China's stablecoin curbs cool HK hype
China, long cautious towards cryptocurrencies, this month banned the unauthorised issuance of offshore renminbi stablecoins by domestic and foreign entities, even as Hong Kong prepares to license stablecoin issuers for the first time.
The People’s Bank of China on February 6 reiterated the nation’s ban on cryptocurrency activity, which dates back to 2021, and also closed the door on the overseas issuance of stablecoins pegged to the renminbi without prior approval.
“It indeed comes back to questions about control over national currency and also supervision over activities in the financial sector,” said Andrew O’Neill, managing director and digital assets analytical lead at S&P, noting that China’s concerns about stablecoins are primarily centred on mitigating potential risks from rapid scaling of renminbi issuers outside China.
Stablecoins are a type of cryptocurrency token designed to maintain a constant value and usually pegged to a fiat currency such as the US dollar, allowing money to be moved using blockchain networks. The PBoC noted that the use of stablecoins is related to monetary sovereignty.
“Sovereignty is the play,” said Kher Sheng Lee, co-head of Asia Pacific at the Alternative Investment Management Association, calling the move a “surgical strike” on capital leaks. “If it walks like [renminbi], but bypasses the central bank, it is dead,” he said.
“This is the most comprehensive action since the 2021 [cryptocurrency] mining ban, but the direction was already clear," said Ben Charoenwong, an associate finance professor at the Insead business school in Singapore.
He noted that the driver for caution towards stablecoins is the threat to the banking system and capital controls. “The risk of stablecoins circumventing capital controls is real and growing," he said. "Beijing is protecting the banking system and its capital account regime.”

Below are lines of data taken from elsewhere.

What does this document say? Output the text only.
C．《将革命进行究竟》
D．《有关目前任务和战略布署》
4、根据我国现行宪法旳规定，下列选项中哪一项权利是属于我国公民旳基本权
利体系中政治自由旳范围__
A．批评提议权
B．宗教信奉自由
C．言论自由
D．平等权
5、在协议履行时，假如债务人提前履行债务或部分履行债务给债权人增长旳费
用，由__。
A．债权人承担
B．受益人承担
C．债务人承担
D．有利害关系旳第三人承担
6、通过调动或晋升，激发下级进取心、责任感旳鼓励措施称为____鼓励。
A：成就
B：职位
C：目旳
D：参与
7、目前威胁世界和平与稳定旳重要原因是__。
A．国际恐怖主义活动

China’s tightening grip on CNH stablecoins comes as authorities work to strengthen the framework for the e-CNY, its official digital currency. As of the end of November, China recorded 3.48 billion cumulative digital renminbi transactions worth Rmb16.7trn (US$2.4trn). The currency became the first interest-bearing central bank digital currency in the world as of January 1. Stablecoins usually do not pay interest to holders.
Meanwhile, Hong Kong is in the process of reviewing applications for stablecoin issuance after passing a Stablecoins Ordinance in May last year. The Hong Kong Monetary Authority received 36 applications from prospective stablecoin issuers as of September, including Anchorpoint Financial, a joint venture between Standard Chartered Bank, telco HKT and fintech investor Animoca Brands.
HKMA chief executive Eddie Yue told lawmakers earlier this month that the award of licences was likely to be announced in March, with only a “very small number” approved initially. He noted that several submissions lacked detail on use cases, risk management and reserve composition, and required follow-up.
“Since the Hong Kong framework came out, there has been a cautious tone. The initial expectations of a very quick rollout have been somewhat tempered,” S&P’s O’Neill said. “It is possible that China is monitoring Hong Kong closely as a testing ground, assessing the effectiveness of the framework and how regulators adapt to the technology.”
“Hong Kong is being deliberate, not delayed,” AIMA’s Lee said. “The HKMA is curating a gallery, not opening a bazaar. They want the first batch bulletproof. Strong reserves. Clean AML. No Beijing blowback. Scarcity is strategy. Rushing approvals would undermine the credibility they are trying to build.”
The first stablecoins from Hong Kong are likely to be pegged to the Hong Kong dollar, and expectations that CNH stablecoins would follow soon afterwards have been tempered by the PBoC's announcement.
Lee noted that while Hong Kong's stablecoin push moves forward, the scrutiny on CNH products will intensify.
Chinese technology giants Alibaba Group Holding and JD.com paused plans to issue stablecoins in Hong Kong after the government raised concerns about the rise of currencies controlled by the private sector, the Financial Times reported in October. Both companies had said earlier in 2025 that they would participate in Hong Kong’s pilot stablecoin programme.
'Caution is the vibe'
China also said it was boosting scrutiny of real-world asset tokenisation, which involves the conversion of traditional assets such as stocks, bonds and funds, into digital tokens traded on a blockchain. The PBoC noted that the unauthorised issuance of such tokens could amount to illegal fundraising.
S&P’s O’Neill noted that while concerns about stablecoin are centred on maintaining control over the national currency, China’s caution towards RWA tokenisation is in line with how most regulators, particularly those in Asia Pacific, are progressing with their digitalisation efforts.
“They are supportive of innovation, sandboxes and pilot projects, but generally believe that clear rules need to be in place before there is any adoption at scale,” he said. “The announcements last week from China showed a cautious stance toward RWA tokenisation, [and reflect] a preference for regulatory frameworks to be established before technology is experimented with at scale.”
“It is not a blanket ban, but a firewall. Beijing is fencing off mainland assets from offshore speculation. Real assets issued through regulated Hong Kong infrastructure remain viable. But caution is the vibe,” AIMA’s Lee said.